Berbeda saat ini, penutupan TPA terjadi karena semua zona sudah penuh sampah. Bukan akibat didemo dan ditutup warga atau aktivis lingkungan.
"Semakin banyak gunungan sampah menjulang dan pencemaran (udara, tanah dan air) semakin meluas. Akibat TPA dikelola secara open-dumping, tidak ada IPAS (pengolahan air lindi). Sampah hanya ditumpuk-tumpuk. Ini bentuk mengelola sampah yang buruk," kata Bagong.
Akibat pengelolaan TPA yang sangat buruk, maka tidak mudah memasukinya. Harus ada izin resmi dari Dinas Lingkungan Hidup, setelah itu lapor ke kantor UPTD TPA, baru diantar oleh staf dan petugas sekuriti memasuki area TPA sampah. Prosedurnya panjang, makan waktu dan TPA dijaga ketat selama 24 jam.
Namun Bagong mengakui mengelola sampah itu tidak mudah, apalagi jika jumlah timbulannya besar atau sangat besar, mencapai 1.000 sampai 10.000 ton/hari. Untuk mengelola timbulan sampah ratusan ton/hari banyak yang kewalahan. Jika dilakukan sendiri akan sangat berat. Maka diperlukan partisipasi semua pihak, yakni dunia usaha, masyarakat dan stakeholder lain. Dan, yang bantuan multi-teknologi, infrastruktur dan anggaran yang cukup.
Sekarang, penduduk semakin banyak dan sampah bertambah banyak. Gaya hidup makin konsumtif dan kemajuan pembangunan sudah tinggi. Gaya hidup modern sudah menjadi bagian dari napas hidup sehari-hari, implikasinya sampah modern berupa gelas plastik, sendok plastik, berbagai kemasan plastik tak ramah lingkungan membebani lingkungan hidup.
"Kita belum menghayati dan menerapkan UU No. 18/2008 tentang Pengelolaan Sampah, PP No. 81/2012, UU No. 32/2009, Perda dan peraturan perundangan terkait. Semestinya penanganan sampah mengikuti hireraki pengelolaan sampah. Amanahnya mengelola dan mengolah sampah dari sumber dengan multi-teknologi ramah lingkungan," jelas Bagong.

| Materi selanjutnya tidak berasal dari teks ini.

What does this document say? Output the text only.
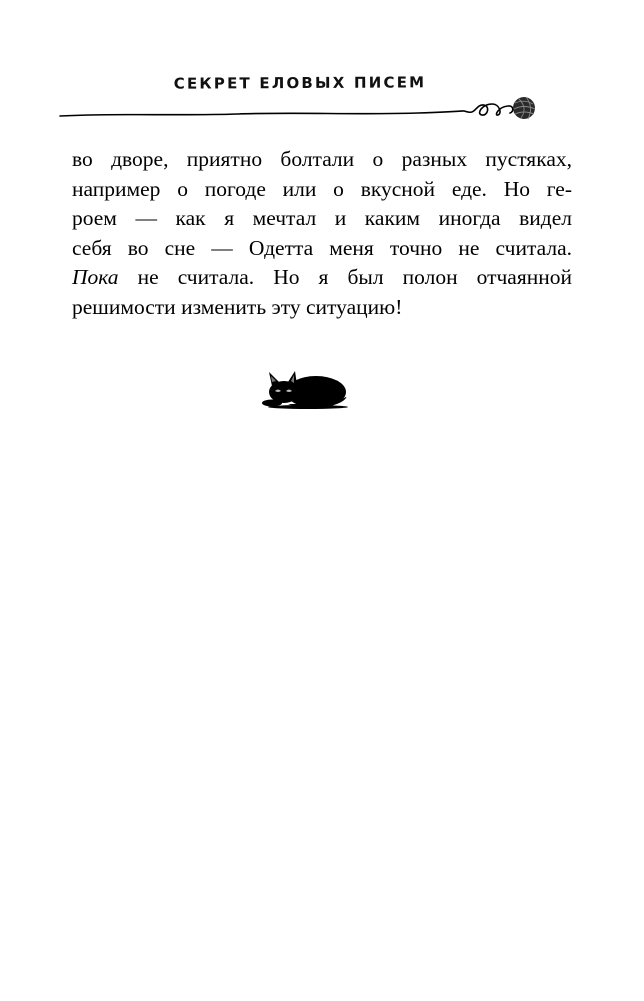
СЕКРЕТ ЕЛОВЫХ ПИСЕМ
во дворе, приятно болтали о разных пустяках,
например о погоде или о вкусной еде. Но ге-
роем — как я мечтал и каким иногда видел
себя во сне — Одетта меня точно не считала.
Пока не считала. Но я был полон отчаянной
решимости изменить эту ситуацию!
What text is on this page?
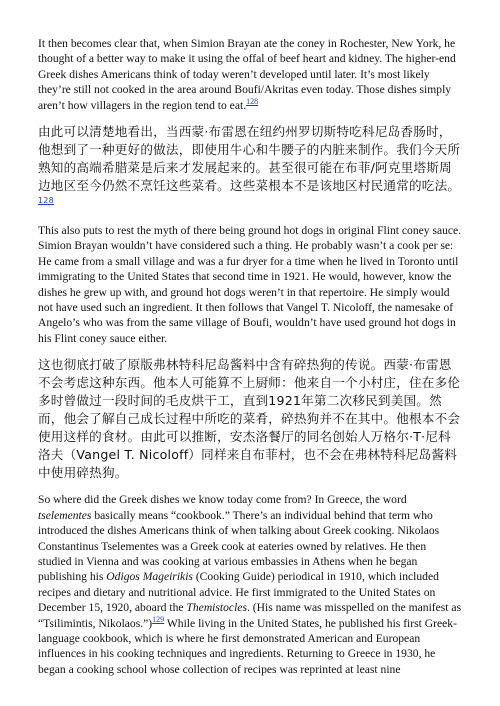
It then becomes clear that, when Simion Brayan ate the coney in Rochester, New York, he thought of a better way to make it using the offal of beef heart and kidney. The higher-end Greek dishes Americans think of today weren’t developed until later. It’s most likely they’re still not cooked in the area around Boufi/Akritas even today. Those dishes simply aren’t how villagers in the region tend to eat.$^{128}$

由此可以清楚地看出，当西蒙·布雷恩在纽约州罗切斯特吃科尼岛香肠时，他想到了一种更好的做法，即使用牛心和牛腰子的内脏来制作。我们今天所熟知的高端希腊菜是后来才发展起来的。甚至很可能在布菲/阿克里塔斯周边地区至今仍然不烹饪这些菜肴。这些菜根本不是该地区村民通常的吃法。$^{128}$

This also puts to rest the myth of there being ground hot dogs in original Flint coney sauce. Simion Brayan wouldn’t have considered such a thing. He probably wasn’t a cook per se: He came from a small village and was a fur dryer for a time when he lived in Toronto until immigrating to the United States that second time in 1921. He would, however, know the dishes he grew up with, and ground hot dogs weren’t in that repertoire. He simply would not have used such an ingredient. It then follows that Vangel T. Nicoloff, the namesake of Angelo’s who was from the same village of Boufi, wouldn’t have used ground hot dogs in his Flint coney sauce either.

这也彻底打破了原版弗林特科尼岛酱料中含有碎热狗的传说。西蒙·布雷恩不会考虑这种东西。他本人可能算不上厨师：他来自一个小村庄，住在多伦多时曾做过一段时间的毛皮烘干工，直到1921年第二次移民到美国。然而，他会了解自己成长过程中所吃的菜肴，碎热狗并不在其中。他根本不会使用这样的食材。由此可以推断，安杰洛餐厅的同名创始人万格尔·T·尼科洛夫（Vangel T. Nicoloff）同样来自布菲村，也不会在弗林特科尼岛酱料中使用碎热狗。

So where did the Greek dishes we know today come from? In Greece, the word tselementes basically means “cookbook.” There’s an individual behind that term who introduced the dishes Americans think of when talking about Greek cooking. Nikolaos Constantinus Tselementes was a Greek cook at eateries owned by relatives. He then studied in Vienna and was cooking at various embassies in Athens when he began publishing his Odigos Mageirikis (Cooking Guide) periodical in 1910, which included recipes and dietary and nutritional advice. He first immigrated to the United States on December 15, 1920, aboard the Themistocles. (His name was misspelled on the manifest as “Tsilimintis, Nikolaos.”)$^{129}$ While living in the United States, he published his first Greek-language cookbook, which is where he first demonstrated American and European influences in his cooking techniques and ingredients. Returning to Greece in 1930, he began a cooking school whose collection of recipes was reprinted at least nine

Mestinya, kebijakan yang dibuat di pusat terintegrasi dan bisa diimplementasikan di tingkat kabupaten/kota hingga tingkat RT/RW dan rumah tangga. Lembaga dan pejabat tingkat kelurahan/desa harus ikutserta menangani sampah. Hal ini telah diterapkan pemerintah Kota Malang, Jawa Timur. Pekerja kebersihan persampahan dari Dinas Lingkungan Hidup dan kelurahan/desa.
Juga sangat penting mensosialisasikan "budaya malu". Malu membuang sampah sembarangan. Karena akan mengotori jalan kampung, saluran air, pekarangan, sungai, pantai, laut, dll, akan mengundang berbagai penyakit, penyebab banjir, merusak keindahan dan merendahkan martabat manusia.

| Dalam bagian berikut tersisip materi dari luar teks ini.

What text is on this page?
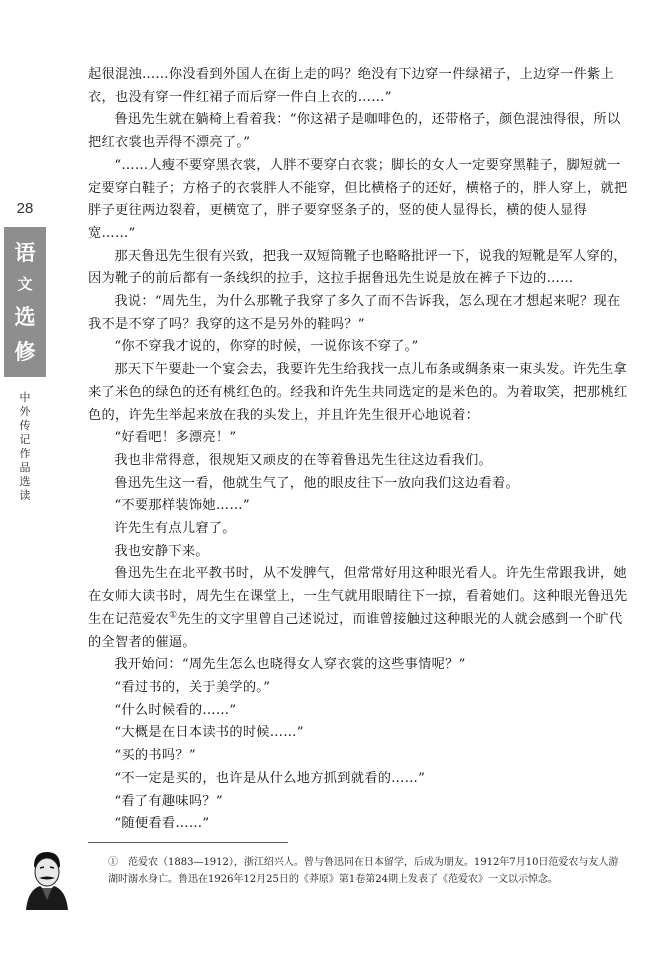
28
语
文
选
修
中外传记作品选读

起很混浊……你没看到外国人在街上走的吗？绝没有下边穿一件绿裙子，上边穿一件紫上衣，也没有穿一件红裙子而后穿一件白上衣的……”

鲁迅先生就在躺椅上看着我：“你这裙子是咖啡色的，还带格子，颜色混浊得很，所以把红衣裳也弄得不漂亮了。”

“……人瘦不要穿黑衣裳，人胖不要穿白衣裳；脚长的女人一定要穿黑鞋子，脚短就一定要穿白鞋子；方格子的衣裳胖人不能穿，但比横格子的还好，横格子的，胖人穿上，就把胖子更往两边裂着，更横宽了，胖子要穿竖条子的，竖的使人显得长，横的使人显得宽……”

那天鲁迅先生很有兴致，把我一双短筒靴子也略略批评一下，说我的短靴是军人穿的，因为靴子的前后都有一条线织的拉手，这拉手据鲁迅先生说是放在裤子下边的……

我说：“周先生，为什么那靴子我穿了多久了而不告诉我，怎么现在才想起来呢？现在我不是不穿了吗？我穿的这不是另外的鞋吗？”

“你不穿我才说的，你穿的时候，一说你该不穿了。”

那天下午要赴一个宴会去，我要许先生给我找一点儿布条或绸条束一束头发。许先生拿来了米色的绿色的还有桃红色的。经我和许先生共同选定的是米色的。为着取笑，把那桃红色的，许先生举起来放在我的头发上，并且许先生很开心地说着：

“好看吧！多漂亮！”

我也非常得意，很规矩又顽皮的在等着鲁迅先生往这边看我们。

鲁迅先生这一看，他就生气了，他的眼皮往下一放向我们这边看着。

“不要那样装饰她……”

许先生有点儿窘了。

我也安静下来。

鲁迅先生在北平教书时，从不发脾气，但常常好用这种眼光看人。许先生常跟我讲，她在女师大读书时，周先生在课堂上，一生气就用眼睛往下一掠，看着她们。这种眼光鲁迅先生在记范爱农①先生的文字里曾自己述说过，而谁曾接触过这种眼光的人就会感到一个旷代的全智者的催逼。

我开始问：“周先生怎么也晓得女人穿衣裳的这些事情呢？”

“看过书的，关于美学的。”

“什么时候看的……”

“大概是在日本读书的时候……”

“买的书吗？”

“不一定是买的，也许是从什么地方抓到就看的……”

“看了有趣味吗？”

“随便看看……”

①　范爱农（1883—1912），浙江绍兴人。曾与鲁迅同在日本留学，后成为朋友。1912年7月10日范爱农与友人游湖时溺水身亡。鲁迅在1926年12月25日的《莽原》第1卷第24期上发表了《范爱农》一文以示悼念。
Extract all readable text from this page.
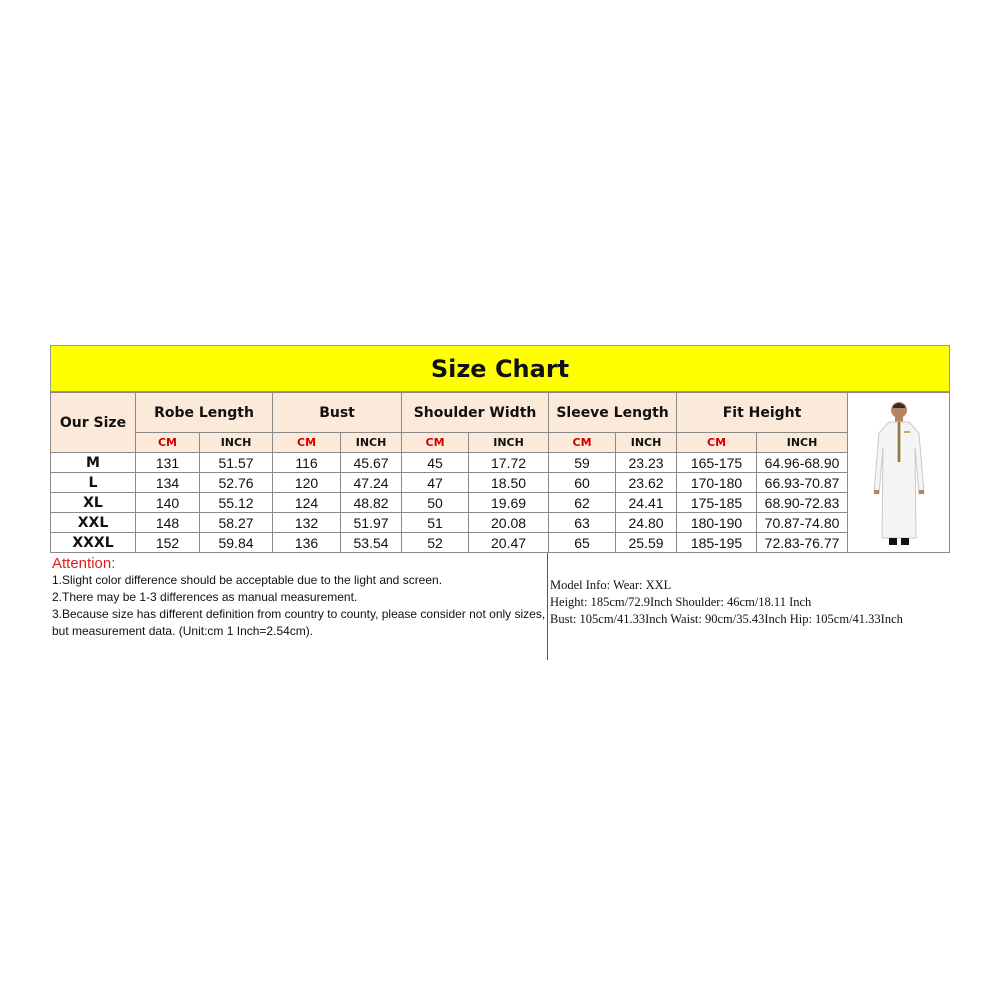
Size Chart
Our Size	Robe Length		Bust		Shoulder Width		Sleeve Length		Fit Height	
	CM	INCH	CM	INCH	CM	INCH	CM	INCH	CM	INCH
M	131	51.57	116	45.67	45	17.72	59	23.23	165-175	64.96-68.90
L	134	52.76	120	47.24	47	18.50	60	23.62	170-180	66.93-70.87
XL	140	55.12	124	48.82	50	19.69	62	24.41	175-185	68.90-72.83
XXL	148	58.27	132	51.97	51	20.08	63	24.80	180-190	70.87-74.80
XXXL	152	59.84	136	53.54	52	20.47	65	25.59	185-195	72.83-76.77
Attention:
1.Slight color difference should be acceptable due to the light and screen.
2.There may be 1-3 differences as manual measurement.
3.Because size has different definition from country to county, please consider not only sizes, but measurement data. (Unit:cm 1 Inch=2.54cm).
Model Info: Wear: XXL
Height: 185cm/72.9Inch Shoulder: 46cm/18.11 Inch
Bust: 105cm/41.33Inch Waist: 90cm/35.43Inch Hip: 105cm/41.33Inch
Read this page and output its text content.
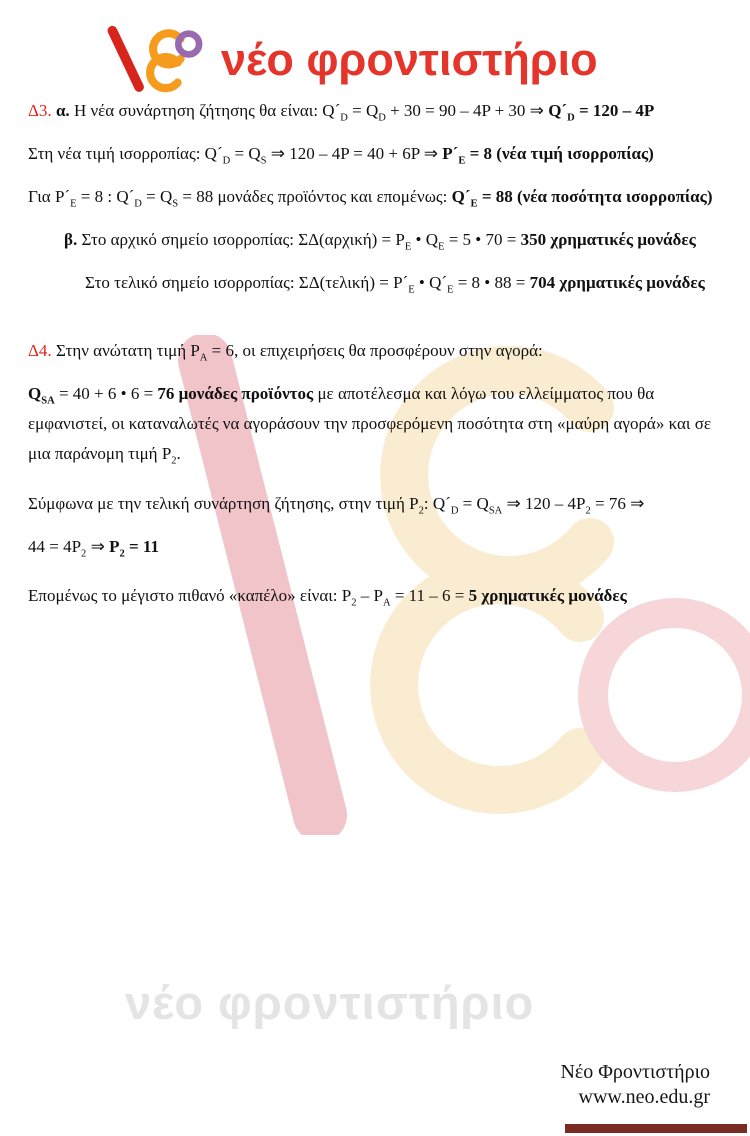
νέο φροντιστήριο
νέο φροντιστήριο

Δ3. α. Η νέα συνάρτηση ζήτησης θα είναι: $Q´_D = Q_D + 30 = 90 - 4P + 30$ ⇒ $Q´_D = 120 - 4P$

Στη νέα τιμή ισορροπίας: $Q´_D = Q_S$ ⇒ 120 – 4P = 40 + 6P ⇒ $P´_E = 8$ (νέα τιμή ισορροπίας)

Για $P´_E = 8$ : $Q´_D = Q_S = 88$ μονάδες προϊόντος και επομένως: $Q´_E = 88$ (νέα ποσότητα ισορροπίας)

β. Στο αρχικό σημείο ισορροπίας: $\Sigma\Delta(\alpha\rho\chi\iota\kappa ή) = P_E$ • $Q_E = 5$ • 70 = 350 χρηματικές μονάδες

Στο τελικό σημείο ισορροπίας: $\Sigma\Delta(\tau\varepsilon\lambda\iota\kappa ή) = P´_E$ • $Q´_E = 8$ • 88 = 704 χρηματικές μονάδες

Δ4. Στην ανώτατη τιμή $P_A = 6$, οι επιχειρήσεις θα προσφέρουν στην αγορά:

$Q_{SA} = 40 + 6$ • 6 = 76 μονάδες προϊόντος με αποτέλεσμα και λόγω του ελλείμματος που θα εμφανιστεί, οι καταναλωτές να αγοράσουν την προσφερόμενη ποσότητα στη «μαύρη αγορά» και σε μια παράνομη τιμή $P_2$.

Σύμφωνα με την τελική συνάρτηση ζήτησης, στην τιμή $P_2$: $Q´_D = Q_{SA}$ ⇒ $120 - 4P_2 = 76$ ⇒
$44 = 4P_2$ ⇒ $P_2 = 11$

Επομένως το μέγιστο πιθανό «καπέλο» είναι: $P_2 - P_A = 11 - 6 = 5$ χρηματικές μονάδες

Νέο Φροντιστήριο
www.neo.edu.gr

"Jika TPA tidak normal atau tutup, sering tutup karena sudah penuh sampah, sebenarnya siapa yang salah atau tidak profesional? Bisa dibilang yang tidak profesional kepala UPDT TPA, Kabid Persampahan atau Kadis LH? Karena mereka yang memilih kepala UPTD TPA. Orang tidak ahli diserahi tugas berat," katanya.
"Pada level lebih tinggi, semua itu yang salah kepada daerahnya, bupati/walikota. Karena tidak peduli dengan sampah dan TPA-nya. Kepala daerah bisa diseret ke ranah hukum/litigasi berdasar tuntutan lembaga lingkungan maupun class action warga sekitar (sesuai legal standing).
"Kita butuh suasana baru yang mencerahkan agar persoalan sampah tidak berlarut-larut. Maka harus dilakukan penegakan hukum pada pengelola TPA tidak normal, atau yang tidak mengolah sampahnya! Sudah waktunya kita berada pada era baru pengolahan sampah di Indonesia," pungkasnya.